TIGTA Says IRS Getting Better at Vetting Excess Social Security Tax Credit, But Agency Still Gave Out $74M in Potentially Erroneous Claims
Most employers withhold the Social Security tax from employees’ wages and pay it to the IRS on the employees’ behalf. Individuals with more than one employer and whose combined Social Security tax withholding from all employers exceeds the maximum annual withholding amount may claim the excess amount of Social Security tax withheld as a refundable credit. In a report issued on March 15, the TIGTA found that, as of Dec. 28, 2017, the IRS received more than 1.5 million tax year 2016 tax returns claiming the Excess Social Security Tax Credit. These taxpayers received credits totaling more than $3.1 billion.

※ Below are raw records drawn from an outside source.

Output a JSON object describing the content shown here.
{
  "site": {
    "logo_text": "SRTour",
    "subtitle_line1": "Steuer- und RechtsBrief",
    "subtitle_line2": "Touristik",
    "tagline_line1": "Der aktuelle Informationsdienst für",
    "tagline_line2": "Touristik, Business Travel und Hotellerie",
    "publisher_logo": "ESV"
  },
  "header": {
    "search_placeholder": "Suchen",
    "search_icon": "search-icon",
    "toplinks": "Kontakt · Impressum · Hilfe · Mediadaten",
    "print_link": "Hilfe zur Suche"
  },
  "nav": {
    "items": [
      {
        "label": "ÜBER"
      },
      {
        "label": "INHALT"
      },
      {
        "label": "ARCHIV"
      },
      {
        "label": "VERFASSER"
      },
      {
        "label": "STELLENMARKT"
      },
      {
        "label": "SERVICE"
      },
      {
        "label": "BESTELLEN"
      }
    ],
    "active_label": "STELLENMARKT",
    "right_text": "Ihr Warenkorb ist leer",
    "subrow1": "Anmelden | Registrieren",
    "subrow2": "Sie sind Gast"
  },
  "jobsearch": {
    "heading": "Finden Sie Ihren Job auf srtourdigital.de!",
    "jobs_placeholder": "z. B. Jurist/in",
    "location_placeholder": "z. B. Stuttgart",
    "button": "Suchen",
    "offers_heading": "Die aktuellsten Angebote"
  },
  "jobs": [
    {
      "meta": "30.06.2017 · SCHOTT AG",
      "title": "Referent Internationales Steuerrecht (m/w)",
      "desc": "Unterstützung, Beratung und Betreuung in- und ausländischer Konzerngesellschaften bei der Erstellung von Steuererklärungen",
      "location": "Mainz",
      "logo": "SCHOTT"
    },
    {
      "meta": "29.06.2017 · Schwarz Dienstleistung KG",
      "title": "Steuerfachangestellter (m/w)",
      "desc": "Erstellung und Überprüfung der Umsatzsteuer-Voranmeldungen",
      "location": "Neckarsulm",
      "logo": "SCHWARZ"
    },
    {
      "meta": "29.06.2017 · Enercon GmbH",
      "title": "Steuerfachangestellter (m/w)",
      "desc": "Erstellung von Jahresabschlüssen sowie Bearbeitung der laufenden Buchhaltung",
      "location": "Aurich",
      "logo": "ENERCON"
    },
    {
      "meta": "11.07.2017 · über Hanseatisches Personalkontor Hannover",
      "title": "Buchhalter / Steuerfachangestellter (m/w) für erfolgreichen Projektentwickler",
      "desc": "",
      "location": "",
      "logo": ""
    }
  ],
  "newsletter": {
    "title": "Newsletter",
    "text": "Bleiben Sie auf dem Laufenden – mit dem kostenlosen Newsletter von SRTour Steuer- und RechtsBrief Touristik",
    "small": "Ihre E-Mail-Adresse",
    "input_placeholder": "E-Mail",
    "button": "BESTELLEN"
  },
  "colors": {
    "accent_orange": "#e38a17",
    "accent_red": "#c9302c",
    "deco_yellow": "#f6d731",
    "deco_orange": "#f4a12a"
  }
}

The majority of the potentially erroneous claims came from returns for which tax examiners did not follow internal verification guidelines, or used incomplete verification guidelines. For instance, examiners did not disallow claims when the Social Security withholding from a single employer on multiple Forms W-2 submitted with the return exceeded the maximum withholding amount for that year. These individuals are required to seek reimbursement from their employers or to file a Form 843.
TIGTA also pointed out that the IRS unnecessarily spent $1.1 million reviewing valid Excess Social Security Tax Credit claims.
TIGTA recommended that the IRS update its internal procedures and ensure that employees are following the procedures to accurately determine the correct amount of Excess Social Security Tax Credit. In addition, the IRS should develop processes to ensure that the Social Security tax maximum withholding amounts are annually updated in systemic programs that select claims for review and establish a process to send and measure the success associated with soft notices that alert individuals to potential errors related to Excess Social Security Tax Credit claims.
IRS management agreed with all eight recommendations and plans to take appropriate corrective actions. These actions include implementing a review process for the 2019 filing season to ensure tax examiners correctly address potential errors. The review results will be evaluated to identify the cause of the incorrect actions. The IRS will also ensure that the maximum withholding amounts are updated annually, and agreed to determine the feasibility of sending and measuring the success of soft notices related to the excess Social Security Tax Credit.